No member of FAI board should seek reelection, Sports Ireland says

Conway worked to ‘steady the ship’ but it’s ‘time to hand it over’ – Sports Ireland chief

CEO of Sport Ireland John Treacy (L)  and Chairperson of Sport Ireland Kieran Mulvey during a Joint Committee meeting on Transport Tourism & Sport regarding the governance review of the FAI at Leinster House, Dublin.Photograph: Gareth Chaney/Collins

CEO of Sport Ireland John Treacy (L) and Chairperson of Sport Ireland Kieran Mulvey during a Joint Committee meeting on Transport Tourism & Sport regarding the governance review of the FAI at Leinster House, Dublin.Photograph: Gareth Chaney/Collins

 

The governing body for sports in Ireland has echoed Minister for Sport Shane Ross’s call for the entire board of the Football Association of Ireland to step down at its annual general meeting later this month.

Sports Ireland chairman Kieran Mulvey and its chief executive John Treacy told the Oireachtas Committee on Transport, Tourism and Sport on Wednesday that they had a clear understanding that none of the board would seek reelection.

At the weekend, it emerged outgoing president Donal Conway is the sole person nominated to continue in his role, while vice-president Noel Fitzroy has also been nominated for his role, but will face competition from two other people.

On Tuesday, Mr Ross wrote to Mr Conway asking him to withdraw his nomination.

In response, the board of the FAI pointed to a recommendation of a review group that at least one, and at most two, outgoing members of the board remain in situ to avoid risks of loss of knowledge and experience.

Mr Mulvey told the committee, which is chaired by Fine Gael TD Fergus O’Dowd, that Sports Ireland understood “very clearly and unequivocally that the board would be standing down and would not be standing up again.

“I have no difficulty with the view of the Minister.”

Mr Treacy said Mr Conway had shown leadership and that needed to be acknowledged. “He did steady the ship.”

He added: “Our view is it’s now time to hand it over and get on with new people.”

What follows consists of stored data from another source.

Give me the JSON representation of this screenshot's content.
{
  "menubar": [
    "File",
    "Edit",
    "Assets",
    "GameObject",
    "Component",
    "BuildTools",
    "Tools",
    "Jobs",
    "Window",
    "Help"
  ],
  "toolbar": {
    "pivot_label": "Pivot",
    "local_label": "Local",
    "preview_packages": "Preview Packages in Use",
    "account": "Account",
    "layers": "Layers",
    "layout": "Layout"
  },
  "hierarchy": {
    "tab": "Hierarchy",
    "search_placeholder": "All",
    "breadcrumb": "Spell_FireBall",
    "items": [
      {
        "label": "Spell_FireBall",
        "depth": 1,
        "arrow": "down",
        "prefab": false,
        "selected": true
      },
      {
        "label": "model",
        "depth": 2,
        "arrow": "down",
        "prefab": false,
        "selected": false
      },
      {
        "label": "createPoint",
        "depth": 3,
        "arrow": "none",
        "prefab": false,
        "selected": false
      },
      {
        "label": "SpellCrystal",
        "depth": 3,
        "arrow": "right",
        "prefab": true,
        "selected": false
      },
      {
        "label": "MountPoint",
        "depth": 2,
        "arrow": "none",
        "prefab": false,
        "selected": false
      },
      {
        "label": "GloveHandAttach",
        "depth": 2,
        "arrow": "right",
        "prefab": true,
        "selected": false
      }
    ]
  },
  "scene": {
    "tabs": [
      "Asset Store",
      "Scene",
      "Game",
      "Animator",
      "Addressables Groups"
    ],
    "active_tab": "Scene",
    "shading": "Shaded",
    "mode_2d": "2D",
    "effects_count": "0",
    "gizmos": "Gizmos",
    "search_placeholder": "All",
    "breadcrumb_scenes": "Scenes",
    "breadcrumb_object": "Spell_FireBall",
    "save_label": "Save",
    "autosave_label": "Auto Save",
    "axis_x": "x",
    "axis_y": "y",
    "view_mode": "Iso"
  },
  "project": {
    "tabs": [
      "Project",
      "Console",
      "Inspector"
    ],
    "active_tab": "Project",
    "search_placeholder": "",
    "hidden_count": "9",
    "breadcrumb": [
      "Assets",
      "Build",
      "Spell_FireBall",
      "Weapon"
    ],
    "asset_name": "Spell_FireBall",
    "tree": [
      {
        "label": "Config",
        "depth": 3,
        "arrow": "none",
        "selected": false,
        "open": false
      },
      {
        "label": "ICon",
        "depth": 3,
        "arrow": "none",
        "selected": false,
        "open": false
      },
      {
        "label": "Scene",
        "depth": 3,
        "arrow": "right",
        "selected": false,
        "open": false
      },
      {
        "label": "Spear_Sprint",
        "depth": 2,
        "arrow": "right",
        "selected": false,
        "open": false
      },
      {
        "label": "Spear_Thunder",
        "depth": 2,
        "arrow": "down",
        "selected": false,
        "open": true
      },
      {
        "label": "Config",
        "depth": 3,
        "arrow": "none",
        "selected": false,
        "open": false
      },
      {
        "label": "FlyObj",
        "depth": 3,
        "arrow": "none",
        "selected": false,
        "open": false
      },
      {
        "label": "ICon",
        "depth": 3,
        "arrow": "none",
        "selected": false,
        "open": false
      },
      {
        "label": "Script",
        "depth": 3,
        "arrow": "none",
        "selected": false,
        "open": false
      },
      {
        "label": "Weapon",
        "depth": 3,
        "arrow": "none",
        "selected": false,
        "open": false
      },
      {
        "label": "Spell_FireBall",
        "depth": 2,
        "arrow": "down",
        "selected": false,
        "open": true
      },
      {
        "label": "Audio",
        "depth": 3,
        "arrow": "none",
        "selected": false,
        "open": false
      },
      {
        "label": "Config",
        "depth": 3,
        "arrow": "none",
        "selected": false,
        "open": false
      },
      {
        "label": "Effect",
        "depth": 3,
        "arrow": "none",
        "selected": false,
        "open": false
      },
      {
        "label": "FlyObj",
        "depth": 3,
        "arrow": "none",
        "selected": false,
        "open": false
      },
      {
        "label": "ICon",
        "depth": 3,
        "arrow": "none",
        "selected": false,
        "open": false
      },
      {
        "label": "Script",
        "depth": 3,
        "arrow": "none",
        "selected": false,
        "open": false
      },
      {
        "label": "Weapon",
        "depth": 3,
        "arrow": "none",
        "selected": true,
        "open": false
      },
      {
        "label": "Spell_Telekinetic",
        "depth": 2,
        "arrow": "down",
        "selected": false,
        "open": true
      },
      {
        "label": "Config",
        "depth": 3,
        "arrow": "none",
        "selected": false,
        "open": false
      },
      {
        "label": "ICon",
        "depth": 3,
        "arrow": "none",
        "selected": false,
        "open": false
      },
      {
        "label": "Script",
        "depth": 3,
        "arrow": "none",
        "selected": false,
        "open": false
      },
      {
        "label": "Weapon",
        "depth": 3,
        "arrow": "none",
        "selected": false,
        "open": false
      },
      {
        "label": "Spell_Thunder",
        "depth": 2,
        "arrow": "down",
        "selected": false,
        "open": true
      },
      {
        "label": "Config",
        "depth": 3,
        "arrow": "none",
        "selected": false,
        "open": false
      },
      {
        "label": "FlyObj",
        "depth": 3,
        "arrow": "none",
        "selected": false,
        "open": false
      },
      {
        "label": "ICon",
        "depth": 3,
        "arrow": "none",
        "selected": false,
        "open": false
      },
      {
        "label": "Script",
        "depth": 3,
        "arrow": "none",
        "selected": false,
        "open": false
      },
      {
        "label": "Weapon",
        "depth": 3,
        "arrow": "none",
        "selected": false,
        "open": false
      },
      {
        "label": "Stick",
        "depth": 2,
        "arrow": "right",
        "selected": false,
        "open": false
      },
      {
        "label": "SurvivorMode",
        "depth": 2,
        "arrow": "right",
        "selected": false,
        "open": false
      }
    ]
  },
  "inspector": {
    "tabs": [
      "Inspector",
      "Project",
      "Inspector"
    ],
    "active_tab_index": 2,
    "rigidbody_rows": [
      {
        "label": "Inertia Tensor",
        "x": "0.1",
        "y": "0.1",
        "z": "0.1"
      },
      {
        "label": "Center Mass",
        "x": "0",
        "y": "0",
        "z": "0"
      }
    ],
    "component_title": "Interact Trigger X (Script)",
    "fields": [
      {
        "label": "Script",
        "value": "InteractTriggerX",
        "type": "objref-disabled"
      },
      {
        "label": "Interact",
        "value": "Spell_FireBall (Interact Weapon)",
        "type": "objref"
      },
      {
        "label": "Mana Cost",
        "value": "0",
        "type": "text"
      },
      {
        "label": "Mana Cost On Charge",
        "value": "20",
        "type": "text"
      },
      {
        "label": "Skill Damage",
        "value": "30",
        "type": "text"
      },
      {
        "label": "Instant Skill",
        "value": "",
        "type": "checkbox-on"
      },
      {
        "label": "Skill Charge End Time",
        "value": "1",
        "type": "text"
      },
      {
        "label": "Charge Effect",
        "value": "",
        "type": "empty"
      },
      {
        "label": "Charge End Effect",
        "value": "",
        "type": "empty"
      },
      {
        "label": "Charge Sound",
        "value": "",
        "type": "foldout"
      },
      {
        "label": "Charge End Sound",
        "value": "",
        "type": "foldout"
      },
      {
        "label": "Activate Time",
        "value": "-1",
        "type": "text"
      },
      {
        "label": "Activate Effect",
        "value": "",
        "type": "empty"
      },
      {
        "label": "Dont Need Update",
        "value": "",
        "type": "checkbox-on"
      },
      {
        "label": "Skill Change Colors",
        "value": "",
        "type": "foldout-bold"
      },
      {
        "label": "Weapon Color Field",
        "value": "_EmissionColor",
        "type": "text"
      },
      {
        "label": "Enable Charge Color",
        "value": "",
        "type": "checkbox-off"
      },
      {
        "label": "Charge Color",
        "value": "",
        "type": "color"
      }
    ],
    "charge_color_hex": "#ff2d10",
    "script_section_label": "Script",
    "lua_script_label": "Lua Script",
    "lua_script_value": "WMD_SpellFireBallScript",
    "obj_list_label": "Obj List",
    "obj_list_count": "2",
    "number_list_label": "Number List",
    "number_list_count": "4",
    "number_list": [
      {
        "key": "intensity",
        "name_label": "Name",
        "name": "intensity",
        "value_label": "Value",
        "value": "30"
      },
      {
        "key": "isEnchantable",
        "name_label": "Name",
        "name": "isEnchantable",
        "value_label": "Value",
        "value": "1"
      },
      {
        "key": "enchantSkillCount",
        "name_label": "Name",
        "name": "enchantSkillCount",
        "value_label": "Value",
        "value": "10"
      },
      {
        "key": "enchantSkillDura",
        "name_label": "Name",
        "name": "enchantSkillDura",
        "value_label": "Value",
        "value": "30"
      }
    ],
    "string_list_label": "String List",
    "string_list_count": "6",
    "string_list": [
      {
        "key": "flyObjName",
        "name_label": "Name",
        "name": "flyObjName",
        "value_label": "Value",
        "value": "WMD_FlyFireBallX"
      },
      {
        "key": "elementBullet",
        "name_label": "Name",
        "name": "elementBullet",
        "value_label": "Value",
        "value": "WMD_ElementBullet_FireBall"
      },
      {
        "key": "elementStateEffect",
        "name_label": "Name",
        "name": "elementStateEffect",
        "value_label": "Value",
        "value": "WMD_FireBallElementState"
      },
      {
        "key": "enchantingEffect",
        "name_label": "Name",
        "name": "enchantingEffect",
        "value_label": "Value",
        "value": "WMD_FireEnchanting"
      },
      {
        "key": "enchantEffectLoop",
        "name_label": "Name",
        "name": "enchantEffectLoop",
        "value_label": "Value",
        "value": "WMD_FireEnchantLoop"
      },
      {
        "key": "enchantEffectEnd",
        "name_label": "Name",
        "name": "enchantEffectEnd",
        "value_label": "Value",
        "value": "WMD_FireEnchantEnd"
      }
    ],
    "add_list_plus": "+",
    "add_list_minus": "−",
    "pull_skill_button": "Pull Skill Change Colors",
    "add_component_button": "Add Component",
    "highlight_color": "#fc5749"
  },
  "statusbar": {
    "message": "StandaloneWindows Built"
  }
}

Aidan Horan, a governance expert who chaired the independent review group, said it reached a conclusion that it might be best to have some element of continuity.

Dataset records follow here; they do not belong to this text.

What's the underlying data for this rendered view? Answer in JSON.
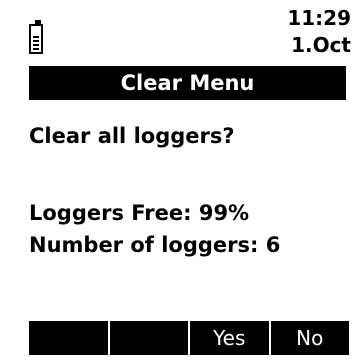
{
  "status": {
    "time": "11:29",
    "date": "1.Oct",
    "battery_icon": "battery-icon"
  },
  "header": {
    "title": "Clear Menu"
  },
  "main": {
    "question": "Clear all loggers?",
    "loggers_free": "Loggers Free: 99%",
    "number_of_loggers": "Number of loggers: 6"
  },
  "softkeys": [
    "",
    "",
    "Yes",
    "No"
  ]
}
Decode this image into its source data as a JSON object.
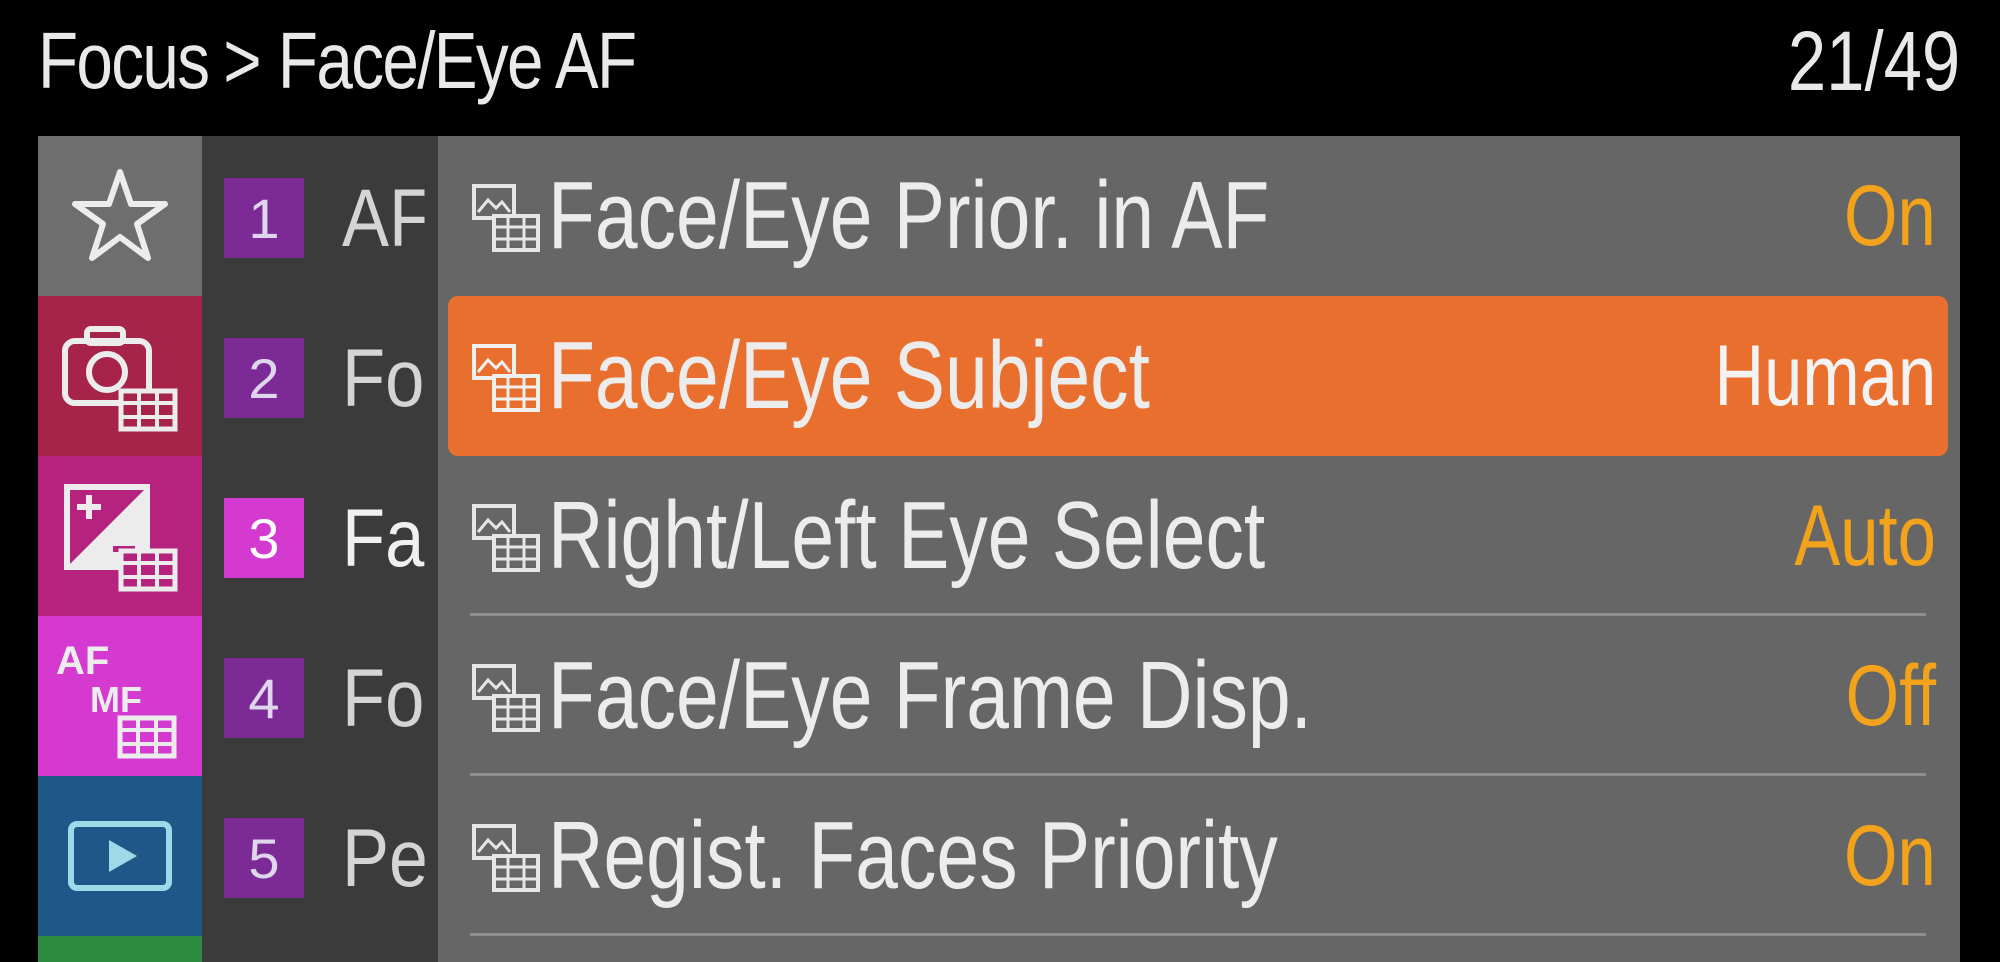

“We suggested that there should be some consideration of having one, or two, of the existing board (remaining in place) to smooth the handover.”

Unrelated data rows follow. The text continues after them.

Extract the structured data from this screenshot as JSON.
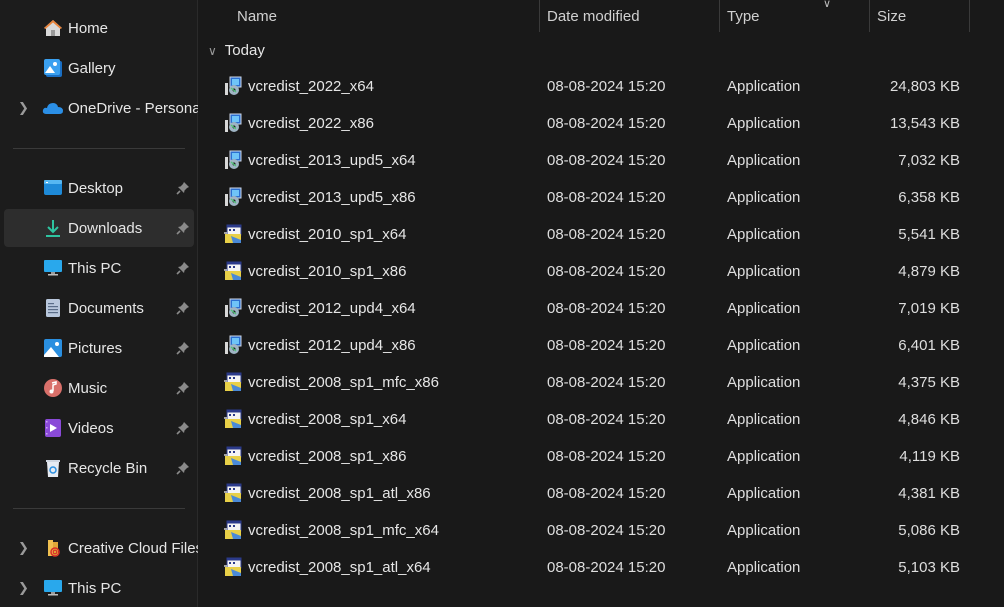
{
  "sidebar": {
    "top_items": [
      {
        "label": "Home",
        "icon": "home-icon"
      },
      {
        "label": "Gallery",
        "icon": "gallery-icon"
      },
      {
        "label": "OneDrive - Personal",
        "icon": "onedrive-icon",
        "expandable": true
      }
    ],
    "quick_access": [
      {
        "label": "Desktop",
        "icon": "desktop-icon",
        "pinned": true
      },
      {
        "label": "Downloads",
        "icon": "downloads-icon",
        "pinned": true,
        "selected": true
      },
      {
        "label": "This PC",
        "icon": "this-pc-icon",
        "pinned": true
      },
      {
        "label": "Documents",
        "icon": "documents-icon",
        "pinned": true
      },
      {
        "label": "Pictures",
        "icon": "pictures-icon",
        "pinned": true
      },
      {
        "label": "Music",
        "icon": "music-icon",
        "pinned": true
      },
      {
        "label": "Videos",
        "icon": "videos-icon",
        "pinned": true
      },
      {
        "label": "Recycle Bin",
        "icon": "recycle-bin-icon",
        "pinned": true
      }
    ],
    "bottom_items": [
      {
        "label": "Creative Cloud Files",
        "icon": "creative-cloud-folder-icon",
        "expandable": true
      },
      {
        "label": "This PC",
        "icon": "this-pc-icon",
        "expandable": true
      }
    ]
  },
  "columns": {
    "name": "Name",
    "date": "Date modified",
    "type": "Type",
    "size": "Size"
  },
  "sort_indicator": "chevron-down-icon",
  "group": {
    "label": "Today"
  },
  "files": [
    {
      "name": "vcredist_2022_x64",
      "date": "08-08-2024 15:20",
      "type": "Application",
      "size": "24,803 KB",
      "icon": "installer-cd"
    },
    {
      "name": "vcredist_2022_x86",
      "date": "08-08-2024 15:20",
      "type": "Application",
      "size": "13,543 KB",
      "icon": "installer-cd"
    },
    {
      "name": "vcredist_2013_upd5_x64",
      "date": "08-08-2024 15:20",
      "type": "Application",
      "size": "7,032 KB",
      "icon": "installer-cd"
    },
    {
      "name": "vcredist_2013_upd5_x86",
      "date": "08-08-2024 15:20",
      "type": "Application",
      "size": "6,358 KB",
      "icon": "installer-cd"
    },
    {
      "name": "vcredist_2010_sp1_x64",
      "date": "08-08-2024 15:20",
      "type": "Application",
      "size": "5,541 KB",
      "icon": "installer-box"
    },
    {
      "name": "vcredist_2010_sp1_x86",
      "date": "08-08-2024 15:20",
      "type": "Application",
      "size": "4,879 KB",
      "icon": "installer-box"
    },
    {
      "name": "vcredist_2012_upd4_x64",
      "date": "08-08-2024 15:20",
      "type": "Application",
      "size": "7,019 KB",
      "icon": "installer-cd"
    },
    {
      "name": "vcredist_2012_upd4_x86",
      "date": "08-08-2024 15:20",
      "type": "Application",
      "size": "6,401 KB",
      "icon": "installer-cd"
    },
    {
      "name": "vcredist_2008_sp1_mfc_x86",
      "date": "08-08-2024 15:20",
      "type": "Application",
      "size": "4,375 KB",
      "icon": "installer-box"
    },
    {
      "name": "vcredist_2008_sp1_x64",
      "date": "08-08-2024 15:20",
      "type": "Application",
      "size": "4,846 KB",
      "icon": "installer-box"
    },
    {
      "name": "vcredist_2008_sp1_x86",
      "date": "08-08-2024 15:20",
      "type": "Application",
      "size": "4,119 KB",
      "icon": "installer-box"
    },
    {
      "name": "vcredist_2008_sp1_atl_x86",
      "date": "08-08-2024 15:20",
      "type": "Application",
      "size": "4,381 KB",
      "icon": "installer-box"
    },
    {
      "name": "vcredist_2008_sp1_mfc_x64",
      "date": "08-08-2024 15:20",
      "type": "Application",
      "size": "5,086 KB",
      "icon": "installer-box"
    },
    {
      "name": "vcredist_2008_sp1_atl_x64",
      "date": "08-08-2024 15:20",
      "type": "Application",
      "size": "5,103 KB",
      "icon": "installer-box"
    }
  ]
}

However, committee members including Mr O’Dowd, Social Democrats TD Catherine Murphy and Fine Gael TD Noel Rock, expressed the view there should be a total clean-out of the board. The Sports Ireland representatives echoed this view.

Challenged by Solidarity TD Ruth Coppinger on this issue, Mr Horan argued that “having some transition and handover is a better way to go than having none at all”.

Embarrassing

Mr Treacy also told the committee the investigation by the Office of Corporate Enforcement was “a serious and very substantial investigation”.

He said that a number of other investigation were continuing, including a forensic audit, and internal audits including one by Mazars.

“It may show up (findings) that are embarrassing to the former board. Our preferred view is that nobody would stand for the new board,” he said.

In response to questions from Mr O’Dowd about the annual accounts, Mr Mulvey said they would not be ready for the AGM.

“We will not be restoring funding until we have a full set of accounts,” he said.

Mr Mulvey also said the time window of only five days for the submissions of nominations for president was “dramatically short”.

“I don’t there is an organisation in the country… that would have such a truncated period,” he said.

Mr Treacy agreed with Independent Senator Pádraig Ó Céidigh that UEFA or FIFA may be bailing the FAI out at present to make up the shortfall in State funding.

He and Mark MacSharry of Fianna Fáil called for the AGM to be postponed for at least five months.

Mr Treacy, who won a silver medal int he marathon at the Olympic Games in Los Angeles in 1984, later said the process around the reform of the FAI was like running a marathon. “We are only at the three or four mile mark at the moment.”